Estou pronto para testar a vontade de viver das pessoas. Muitos assim como aquele bandido que matou meu filho é somente um peso para o mundo, vivendo de forma medíocre, semeando erros. Tenho que saber quanto vale a vida de cada um, e qual preço eles pagarão por ela. E nessa trajetória, no âmago de minha lucidez, percebo que terei minha família de volta. Estou feliz, pois logo nos juntaremos para sempre. Minha Amanda já não me vê há semanas. Talvez imagine que eu esteja morto. Mal sabe que irei visitá-la em breve.

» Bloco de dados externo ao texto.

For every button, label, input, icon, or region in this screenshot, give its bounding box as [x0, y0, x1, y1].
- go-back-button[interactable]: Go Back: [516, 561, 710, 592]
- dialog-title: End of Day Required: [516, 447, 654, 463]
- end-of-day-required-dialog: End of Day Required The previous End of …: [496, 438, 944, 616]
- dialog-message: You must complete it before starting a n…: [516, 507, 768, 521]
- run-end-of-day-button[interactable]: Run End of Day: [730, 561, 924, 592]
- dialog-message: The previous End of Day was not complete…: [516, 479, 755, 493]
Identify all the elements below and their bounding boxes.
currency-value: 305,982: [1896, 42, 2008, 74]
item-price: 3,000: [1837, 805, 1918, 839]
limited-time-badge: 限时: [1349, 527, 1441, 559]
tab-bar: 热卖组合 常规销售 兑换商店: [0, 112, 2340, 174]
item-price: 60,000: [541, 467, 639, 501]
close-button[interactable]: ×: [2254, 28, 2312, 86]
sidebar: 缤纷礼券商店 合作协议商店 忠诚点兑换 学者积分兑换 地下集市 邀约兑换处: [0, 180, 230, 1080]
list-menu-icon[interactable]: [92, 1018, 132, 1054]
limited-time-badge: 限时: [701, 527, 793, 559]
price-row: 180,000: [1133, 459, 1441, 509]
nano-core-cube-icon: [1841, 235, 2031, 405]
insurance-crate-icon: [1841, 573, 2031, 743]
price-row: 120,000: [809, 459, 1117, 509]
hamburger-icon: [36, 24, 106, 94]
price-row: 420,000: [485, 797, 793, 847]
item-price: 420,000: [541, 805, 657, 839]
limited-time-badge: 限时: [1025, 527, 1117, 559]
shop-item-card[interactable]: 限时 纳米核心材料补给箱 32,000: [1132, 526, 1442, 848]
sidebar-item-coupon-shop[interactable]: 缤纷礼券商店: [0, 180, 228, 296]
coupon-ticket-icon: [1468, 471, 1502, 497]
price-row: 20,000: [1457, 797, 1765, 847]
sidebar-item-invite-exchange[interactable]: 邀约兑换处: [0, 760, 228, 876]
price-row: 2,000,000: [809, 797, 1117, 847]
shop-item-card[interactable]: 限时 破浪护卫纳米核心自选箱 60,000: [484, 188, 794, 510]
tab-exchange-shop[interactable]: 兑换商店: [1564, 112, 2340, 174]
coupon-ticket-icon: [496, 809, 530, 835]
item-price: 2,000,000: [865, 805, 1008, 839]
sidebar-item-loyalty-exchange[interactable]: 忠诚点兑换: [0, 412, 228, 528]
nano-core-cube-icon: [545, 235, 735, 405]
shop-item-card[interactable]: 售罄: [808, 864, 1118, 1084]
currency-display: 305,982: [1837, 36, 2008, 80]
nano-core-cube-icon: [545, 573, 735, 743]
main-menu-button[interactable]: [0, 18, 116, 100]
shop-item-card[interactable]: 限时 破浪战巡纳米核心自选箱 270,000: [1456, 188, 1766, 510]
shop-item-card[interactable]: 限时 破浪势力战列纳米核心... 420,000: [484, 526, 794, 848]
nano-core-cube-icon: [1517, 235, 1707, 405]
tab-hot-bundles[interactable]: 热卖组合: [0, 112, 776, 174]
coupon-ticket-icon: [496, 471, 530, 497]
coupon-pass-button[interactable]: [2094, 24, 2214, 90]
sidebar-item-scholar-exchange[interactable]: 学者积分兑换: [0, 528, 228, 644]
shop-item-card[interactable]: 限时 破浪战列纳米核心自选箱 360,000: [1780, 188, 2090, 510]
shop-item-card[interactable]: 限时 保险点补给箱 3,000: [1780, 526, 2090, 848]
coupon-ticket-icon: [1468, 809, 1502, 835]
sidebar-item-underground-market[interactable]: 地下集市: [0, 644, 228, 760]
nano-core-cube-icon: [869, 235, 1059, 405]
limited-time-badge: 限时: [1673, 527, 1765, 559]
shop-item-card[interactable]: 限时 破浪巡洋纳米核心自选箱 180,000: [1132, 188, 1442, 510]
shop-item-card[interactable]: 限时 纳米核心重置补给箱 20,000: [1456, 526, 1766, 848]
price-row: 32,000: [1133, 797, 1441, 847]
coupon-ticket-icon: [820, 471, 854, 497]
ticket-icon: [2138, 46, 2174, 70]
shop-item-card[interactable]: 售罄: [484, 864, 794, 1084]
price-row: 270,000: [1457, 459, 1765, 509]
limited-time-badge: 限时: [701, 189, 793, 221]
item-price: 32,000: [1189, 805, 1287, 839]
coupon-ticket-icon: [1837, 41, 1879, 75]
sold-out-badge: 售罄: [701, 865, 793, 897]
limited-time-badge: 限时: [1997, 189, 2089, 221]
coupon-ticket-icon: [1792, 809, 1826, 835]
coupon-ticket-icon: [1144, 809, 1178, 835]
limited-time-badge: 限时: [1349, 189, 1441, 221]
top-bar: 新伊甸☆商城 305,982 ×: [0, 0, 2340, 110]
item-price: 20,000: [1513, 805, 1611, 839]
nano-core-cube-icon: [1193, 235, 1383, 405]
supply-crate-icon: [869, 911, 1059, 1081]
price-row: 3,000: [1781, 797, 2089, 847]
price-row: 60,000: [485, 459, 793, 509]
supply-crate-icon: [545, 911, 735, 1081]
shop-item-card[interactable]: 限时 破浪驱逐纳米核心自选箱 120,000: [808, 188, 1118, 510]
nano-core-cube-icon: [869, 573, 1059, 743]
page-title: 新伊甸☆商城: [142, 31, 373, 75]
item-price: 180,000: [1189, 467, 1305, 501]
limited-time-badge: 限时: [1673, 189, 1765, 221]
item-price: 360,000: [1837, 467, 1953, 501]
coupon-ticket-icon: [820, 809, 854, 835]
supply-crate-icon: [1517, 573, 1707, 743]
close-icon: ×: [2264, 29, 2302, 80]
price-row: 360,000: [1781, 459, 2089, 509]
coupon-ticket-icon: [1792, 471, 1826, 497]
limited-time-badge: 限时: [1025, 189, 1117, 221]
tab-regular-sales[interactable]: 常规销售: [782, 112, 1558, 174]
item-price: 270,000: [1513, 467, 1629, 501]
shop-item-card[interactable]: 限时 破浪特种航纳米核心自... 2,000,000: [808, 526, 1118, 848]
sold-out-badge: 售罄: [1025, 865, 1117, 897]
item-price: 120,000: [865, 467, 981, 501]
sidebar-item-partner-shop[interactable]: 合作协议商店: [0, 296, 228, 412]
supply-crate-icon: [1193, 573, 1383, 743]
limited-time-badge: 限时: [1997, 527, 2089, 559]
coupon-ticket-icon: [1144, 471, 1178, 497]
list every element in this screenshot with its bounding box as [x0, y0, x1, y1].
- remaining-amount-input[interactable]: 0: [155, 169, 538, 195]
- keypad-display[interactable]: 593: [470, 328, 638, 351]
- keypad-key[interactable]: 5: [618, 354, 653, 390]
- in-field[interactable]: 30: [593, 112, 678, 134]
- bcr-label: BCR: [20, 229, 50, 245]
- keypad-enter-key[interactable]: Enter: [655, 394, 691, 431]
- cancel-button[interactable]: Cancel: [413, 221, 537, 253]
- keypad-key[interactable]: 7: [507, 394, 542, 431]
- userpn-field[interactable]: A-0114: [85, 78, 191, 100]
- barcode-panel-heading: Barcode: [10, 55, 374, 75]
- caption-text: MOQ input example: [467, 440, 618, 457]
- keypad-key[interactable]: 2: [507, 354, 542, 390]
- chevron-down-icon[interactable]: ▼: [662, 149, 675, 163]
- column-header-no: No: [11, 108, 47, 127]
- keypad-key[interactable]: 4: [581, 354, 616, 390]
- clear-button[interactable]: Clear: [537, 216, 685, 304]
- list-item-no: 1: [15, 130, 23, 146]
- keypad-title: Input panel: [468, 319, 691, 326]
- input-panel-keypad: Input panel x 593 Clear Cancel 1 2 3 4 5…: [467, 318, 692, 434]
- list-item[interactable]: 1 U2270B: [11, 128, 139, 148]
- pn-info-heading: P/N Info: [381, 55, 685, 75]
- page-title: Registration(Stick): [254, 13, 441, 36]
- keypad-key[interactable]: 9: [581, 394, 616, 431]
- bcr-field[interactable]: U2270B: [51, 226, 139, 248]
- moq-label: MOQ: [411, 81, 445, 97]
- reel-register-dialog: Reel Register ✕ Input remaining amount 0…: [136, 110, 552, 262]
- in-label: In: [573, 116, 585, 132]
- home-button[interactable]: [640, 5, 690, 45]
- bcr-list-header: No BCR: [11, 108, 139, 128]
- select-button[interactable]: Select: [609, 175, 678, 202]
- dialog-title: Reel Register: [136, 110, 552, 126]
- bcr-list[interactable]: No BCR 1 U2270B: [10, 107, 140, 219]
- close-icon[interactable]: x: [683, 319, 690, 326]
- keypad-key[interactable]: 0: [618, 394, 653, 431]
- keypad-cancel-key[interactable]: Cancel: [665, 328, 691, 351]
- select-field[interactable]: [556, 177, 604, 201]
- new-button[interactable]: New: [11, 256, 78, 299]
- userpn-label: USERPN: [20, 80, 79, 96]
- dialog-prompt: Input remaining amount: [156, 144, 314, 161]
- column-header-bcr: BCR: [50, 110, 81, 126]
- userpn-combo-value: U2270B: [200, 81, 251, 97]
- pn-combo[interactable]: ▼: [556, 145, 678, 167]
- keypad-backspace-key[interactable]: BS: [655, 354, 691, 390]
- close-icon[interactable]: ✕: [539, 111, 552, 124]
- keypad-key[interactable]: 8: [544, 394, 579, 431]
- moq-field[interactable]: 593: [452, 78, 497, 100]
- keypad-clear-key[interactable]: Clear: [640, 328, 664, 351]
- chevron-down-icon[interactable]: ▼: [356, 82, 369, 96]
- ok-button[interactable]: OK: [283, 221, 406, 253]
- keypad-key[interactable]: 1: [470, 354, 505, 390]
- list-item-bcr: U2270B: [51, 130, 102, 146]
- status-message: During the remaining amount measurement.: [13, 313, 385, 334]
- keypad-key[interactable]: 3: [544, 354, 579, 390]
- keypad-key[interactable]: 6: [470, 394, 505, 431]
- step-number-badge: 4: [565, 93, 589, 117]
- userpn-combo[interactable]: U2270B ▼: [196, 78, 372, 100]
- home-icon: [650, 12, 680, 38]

Já é madrugada e todos dormem em paz nas suas casas. Eu estou novamente com ela, vejo-a dormindo tão lindamente, coberta em lençóis negros que entendo como uma homenagem a mim sob forma de luto. Então meus pensamentos declaram que logo estarei com eles: minha esposa e meu filho. Mas, antes de fazê-la partir beijo-a como um gesto de despedida e com um golpe finalizo a história. Vejo o vermelho líquido pintando o chão, tomando traços de uma obra prima, simbolizando o amor, que assim como a morte alimenta os fracos e os torna mais fortes.